Cirrus
- Operating area: Worldwide (except Russia)
- ATMs: 2,000,000+
- Founded: 1982; 44 years ago
- Owner: Mastercard

= Cirrus (interbank network) =

Worldwide interbank network

Cirrus is a worldwide interbank network that provides cash to Mastercard cardholders. As a subsidiary of Mastercard, it connects all Mastercard's credit, debit, and prepaid cards, as well as ATM cards issued by various banks worldwide bearing the Mastercard/Maestro logo.

Founded in 1982, Cirrus System, LLC was originally owned by Bank of Montreal, BayBanks Inc., First Interstate Bancorp, Mellon Bank, NBD Bancorp Inc., and Norwest Corp. Cirrus was acquired by Mastercard in 1987. Before the acquisition, Mastercard had about 9,500 ATMs in 11 countries, which was fewer than Visa; with the acquisition, Mastercard was able to increase their ATMs. By 2002, the Mastercard network of ATMs was almost the equivalent to Visa's in the US and had surpassed Visa globally.

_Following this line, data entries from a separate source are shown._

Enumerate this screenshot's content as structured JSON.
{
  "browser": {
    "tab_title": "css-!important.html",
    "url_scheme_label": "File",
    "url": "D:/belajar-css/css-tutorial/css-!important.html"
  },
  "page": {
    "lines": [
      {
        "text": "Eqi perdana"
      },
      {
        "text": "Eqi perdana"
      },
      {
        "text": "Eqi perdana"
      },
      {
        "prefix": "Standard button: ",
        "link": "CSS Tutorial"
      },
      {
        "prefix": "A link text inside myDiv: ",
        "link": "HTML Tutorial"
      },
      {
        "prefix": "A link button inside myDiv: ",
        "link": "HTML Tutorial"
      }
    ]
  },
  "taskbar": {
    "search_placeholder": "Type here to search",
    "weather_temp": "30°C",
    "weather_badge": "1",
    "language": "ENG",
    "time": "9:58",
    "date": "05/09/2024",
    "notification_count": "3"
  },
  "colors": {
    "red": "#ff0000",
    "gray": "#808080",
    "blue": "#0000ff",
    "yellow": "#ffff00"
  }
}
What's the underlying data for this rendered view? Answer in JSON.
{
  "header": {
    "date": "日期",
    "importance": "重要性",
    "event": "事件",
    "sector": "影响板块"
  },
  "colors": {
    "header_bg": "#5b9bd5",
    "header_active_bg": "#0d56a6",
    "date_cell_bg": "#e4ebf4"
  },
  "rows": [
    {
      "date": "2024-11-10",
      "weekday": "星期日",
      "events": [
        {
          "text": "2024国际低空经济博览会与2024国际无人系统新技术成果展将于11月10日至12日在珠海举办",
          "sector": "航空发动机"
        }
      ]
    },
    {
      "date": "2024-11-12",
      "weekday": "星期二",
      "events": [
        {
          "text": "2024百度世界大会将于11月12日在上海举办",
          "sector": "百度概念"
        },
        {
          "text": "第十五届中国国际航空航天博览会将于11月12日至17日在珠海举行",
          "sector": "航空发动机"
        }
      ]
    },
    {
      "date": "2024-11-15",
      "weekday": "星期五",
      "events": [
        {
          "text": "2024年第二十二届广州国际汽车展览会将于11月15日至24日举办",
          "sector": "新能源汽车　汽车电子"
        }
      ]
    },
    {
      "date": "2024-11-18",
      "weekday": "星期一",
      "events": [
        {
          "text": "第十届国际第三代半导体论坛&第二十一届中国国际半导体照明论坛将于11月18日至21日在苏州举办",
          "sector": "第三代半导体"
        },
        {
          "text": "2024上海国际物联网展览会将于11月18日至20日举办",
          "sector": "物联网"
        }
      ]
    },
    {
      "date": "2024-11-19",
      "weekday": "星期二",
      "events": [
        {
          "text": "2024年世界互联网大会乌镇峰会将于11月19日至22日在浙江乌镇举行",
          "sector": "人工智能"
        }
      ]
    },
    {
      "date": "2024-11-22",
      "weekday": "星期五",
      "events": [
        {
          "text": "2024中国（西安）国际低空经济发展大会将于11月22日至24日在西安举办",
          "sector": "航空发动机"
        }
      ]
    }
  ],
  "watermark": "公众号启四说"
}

By default, Mastercard and Maestro cards are linked to the Cirrus network, but very often all three logotypes will be shown. Canadian, American and Saudi Arabian ATMs use this network alongside their local networks. Many banks have adopted Cirrus as their international interbank network alongside either a local one, the rival Plus ATM network owned by Visa, or both. In countries such as India and Bangladesh, the Cirrus network also serves as a local interbank network as well as an international one.

==Logo history==

Logo used from 1982 to 1992
Logo used from 1992 to 1996
Logo used from 1996 to July 14, 2016

The first logo, advertised from 1982 until 1992, was then changed to match those representing the other subsidiaries of Mastercard, which acquired Cirrus in 1987. The only exception is the colour pattern change. This can also be noticed through the re-branding in 2016, since all the logos of Mastercard, Maestro and Cirrus have been equally modified.